An offer from a private builder is putting pressure on the Moore County Board of Education to move away from selling the old Southern Pines Primary campus in West Southern Pines to a nonprofit organization that hopes to use it as a community and cultural center.
The Southern Pines Land and Housing Trust has pursued the school site for the last year and a half, since the school board declared the property surplus in anticipation of the new elementary school opening down Carlisle Street in Morganton Park North. For most of that time, the trust has been the only potential buyer interested in the 17-acre site.
But now the board has two competing offers on the table –– despite never moving to a formal bidding process. Within the last two weeks, the land trust has upped its offer to $685,000 to reflect the school board’s most recent appraisal of the site. But the district has a standing offer of $900,000 from homebuilder Ron Jackson and Drain the Swamp, LLC.
Weighing those offers and how to proceed will be on the agenda for the school board’s regular work session this Monday. Should the board decide to pursue a sale to Jackson or any other private buyer, it would be legally obligated to advertise that potential sale and open the field to upset bids from competing buyers.
But the historic significance of part of the campus would allow the schools to sell directly to the land trust and bypass a competitive bidding process. The four acres at the corner of Carlisle and New York Avenue were once home to a Rosenwald school serving the Black community from the 1920s through the 1940s.
A restrictive deed on file with Moore County since 1924 still limits that specific parcel, or any profits generated there, to “the use of Negro education.”
The previous school board resolved early on to work with the land trust, but a $430,000 discrepancy between the school board’s and land trust’s independent appraisals of the property stalled negotiations.
The trust initially offered $200,000, plus other considerations for future use of the property, then decided to wait out the ongoing bidding process for the old Aberdeen Primary School campus. Both the Aberdeen and Southern Pines primary campuses were appraised at similar values in 2019.
After a lengthy process with more than a dozen bids –– several entered by Jackson on that property as well –– a $473,100 bid from the Network Commerce Association of Raleigh stood unchallenged. That was about $160,000 below the appraised value, but that value was based on the potential for development as affordable housing. The six-acre Aberdeen campus is sited too far from amenities like grocery shopping to qualify for federal subsidies.
So the school board voted last month to proceed with the sale of Aberdeen Primary.
Earlier this year the school board went to yet another appraiser for an updated estimate of the old Southern Pines Primary school’s value. The resulting report breaks the property into several smaller parcels valued at a total of $685,000.

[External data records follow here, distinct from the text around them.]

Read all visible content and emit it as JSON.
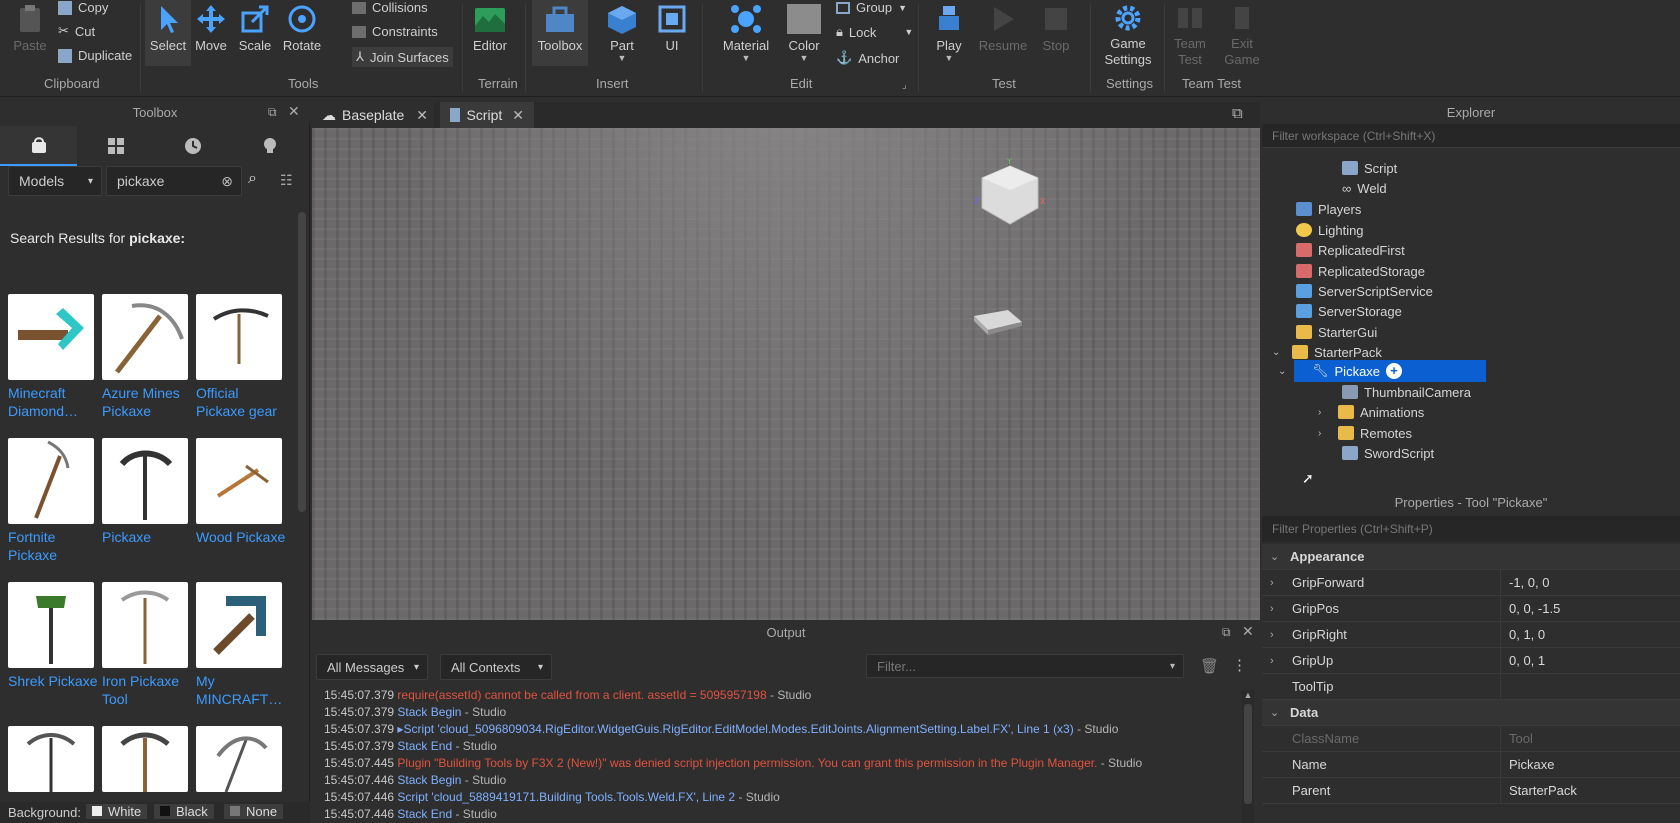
{
  "ribbon": {
    "clipboard": {
      "paste": "Paste",
      "copy": "Copy",
      "cut": "Cut",
      "duplicate": "Duplicate",
      "group": "Clipboard"
    },
    "tools": {
      "select": "Select",
      "move": "Move",
      "scale": "Scale",
      "rotate": "Rotate",
      "collisions": "Collisions",
      "constraints": "Constraints",
      "join_surfaces": "Join Surfaces",
      "group": "Tools"
    },
    "terrain": {
      "editor": "Editor",
      "group": "Terrain"
    },
    "insert": {
      "toolbox": "Toolbox",
      "part": "Part",
      "ui": "UI",
      "group": "Insert"
    },
    "edit": {
      "material": "Material",
      "color": "Color",
      "group_btn": "Group",
      "lock": "Lock",
      "anchor": "Anchor",
      "group": "Edit"
    },
    "test": {
      "play": "Play",
      "resume": "Resume",
      "stop": "Stop",
      "group": "Test"
    },
    "settings": {
      "game_settings": "Game Settings",
      "group": "Settings"
    },
    "team_test": {
      "team_test": "Team Test",
      "exit_game": "Exit Game",
      "group": "Team Test"
    }
  },
  "toolbox": {
    "title": "Toolbox",
    "category": "Models",
    "search_value": "pickaxe",
    "results_prefix": "Search Results for ",
    "results_query": "pickaxe:",
    "items": [
      {
        "label": "Minecraft Diamond…"
      },
      {
        "label": "Azure Mines Pickaxe"
      },
      {
        "label": "Official Pickaxe gear"
      },
      {
        "label": "Fortnite Pickaxe"
      },
      {
        "label": "Pickaxe"
      },
      {
        "label": "Wood Pickaxe"
      },
      {
        "label": "Shrek Pickaxe"
      },
      {
        "label": "Iron Pickaxe Tool"
      },
      {
        "label": "My MINCRAFT…"
      }
    ],
    "background_label": "Background:",
    "bg_options": [
      "White",
      "Black",
      "None"
    ]
  },
  "doc_tabs": [
    {
      "label": "Baseplate"
    },
    {
      "label": "Script"
    }
  ],
  "output": {
    "title": "Output",
    "filter_messages": "All Messages",
    "filter_contexts": "All Contexts",
    "filter_placeholder": "Filter...",
    "lines": [
      {
        "time": "15:45:07.379",
        "msg": "require(assetId) cannot be called from a client.  assetId = 5095957198",
        "src": " - Studio",
        "kind": "err"
      },
      {
        "time": "15:45:07.379",
        "msg": "Stack Begin",
        "src": " - Studio",
        "kind": "info"
      },
      {
        "time": "15:45:07.379",
        "msg": "▸Script 'cloud_5096809034.RigEditor.WidgetGuis.RigEditor.EditModel.Modes.EditJoints.AlignmentSetting.Label.FX', Line 1 (x3)",
        "src": " - Studio",
        "kind": "info"
      },
      {
        "time": "15:45:07.379",
        "msg": "Stack End",
        "src": " - Studio",
        "kind": "info"
      },
      {
        "time": "15:45:07.445",
        "msg": "Plugin \"Building Tools by F3X 2 (New!)\" was denied script injection permission. You can grant this permission in the Plugin Manager.",
        "src": " - Studio",
        "kind": "err"
      },
      {
        "time": "15:45:07.446",
        "msg": "Stack Begin",
        "src": " - Studio",
        "kind": "info"
      },
      {
        "time": "15:45:07.446",
        "msg": "Script 'cloud_5889419171.Building Tools.Tools.Weld.FX', Line 2",
        "src": " - Studio",
        "kind": "info"
      },
      {
        "time": "15:45:07.446",
        "msg": "Stack End",
        "src": " - Studio",
        "kind": "info"
      }
    ]
  },
  "explorer": {
    "title": "Explorer",
    "filter_placeholder": "Filter workspace (Ctrl+Shift+X)",
    "items": [
      {
        "label": "Script"
      },
      {
        "label": "Weld"
      },
      {
        "label": "Players"
      },
      {
        "label": "Lighting"
      },
      {
        "label": "ReplicatedFirst"
      },
      {
        "label": "ReplicatedStorage"
      },
      {
        "label": "ServerScriptService"
      },
      {
        "label": "ServerStorage"
      },
      {
        "label": "StarterGui"
      },
      {
        "label": "StarterPack"
      },
      {
        "label": "Pickaxe"
      },
      {
        "label": "ThumbnailCamera"
      },
      {
        "label": "Animations"
      },
      {
        "label": "Remotes"
      },
      {
        "label": "SwordScript"
      }
    ]
  },
  "properties": {
    "title": "Properties - Tool \"Pickaxe\"",
    "filter_placeholder": "Filter Properties (Ctrl+Shift+P)",
    "sections": {
      "appearance": "Appearance",
      "data": "Data"
    },
    "rows": [
      {
        "name": "GripForward",
        "value": "-1, 0, 0"
      },
      {
        "name": "GripPos",
        "value": "0, 0, -1.5"
      },
      {
        "name": "GripRight",
        "value": "0, 1, 0"
      },
      {
        "name": "GripUp",
        "value": "0, 0, 1"
      },
      {
        "name": "ToolTip",
        "value": ""
      }
    ],
    "data_rows": [
      {
        "name": "ClassName",
        "value": "Tool"
      },
      {
        "name": "Name",
        "value": "Pickaxe"
      },
      {
        "name": "Parent",
        "value": "StarterPack"
      }
    ]
  },
  "colors": {
    "accent": "#3b9bff",
    "selection": "#0b5fd1",
    "error": "#e0533f",
    "info": "#7fb0ff"
  }
}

Last month, the school board reviewed the updated appraisal report and moved to offer the land trust a five-acre parcel, that includes the original Rosenwald site and all buildings now occupying it, at the appraised value of $300,000.
On the same day, a representative of Jackson’s Quality Built Homes emailed school officials to express interest in purchasing the entire campus for $600,000. A week later, he increased that offer to $900,000.
Trust Raises Money, Ups Offer
The trust has continued to raise funds from donations from the West Southern Pines and broader Moore County communities, and earlier this week appealed to the Southern Pines Town Council for support. On Thursday the trust responded to the board’s proposal with a $685,000 offer for the full 17 acres.
That offer reflects an earlier agreement by the school board to sell the old campus to the land trust at the appraised value. But that resolution expired after the school board extended it twice.
In his offer, land trust Chairman Vincent Gordon said that the trust is working with the town of Southern Pines, the early childhood education program at Sandhills Community College, and an N.C. State University Natural Learning Initiative to develop a “Farm to Fork” STEM education program for preschoolers in the Blanchie Carter Discovery Park.
“What our offer contains as part of a non-cash incentive is affordable housing for minority teachers, an outdoor learning lab for all Pre-K kids of Moore County, entrepreneurial opportunities, community services, and most important: to restore cultural and historical significance through arts and entertainment with a museum that leads to an impact on tourism,” Gordon said in an email to The Pilot.
On Monday the school board will have two options: to either proceed with a sale to the land trust or to open a competitive bid process with the trust’s $685,000 bid as the starting offer.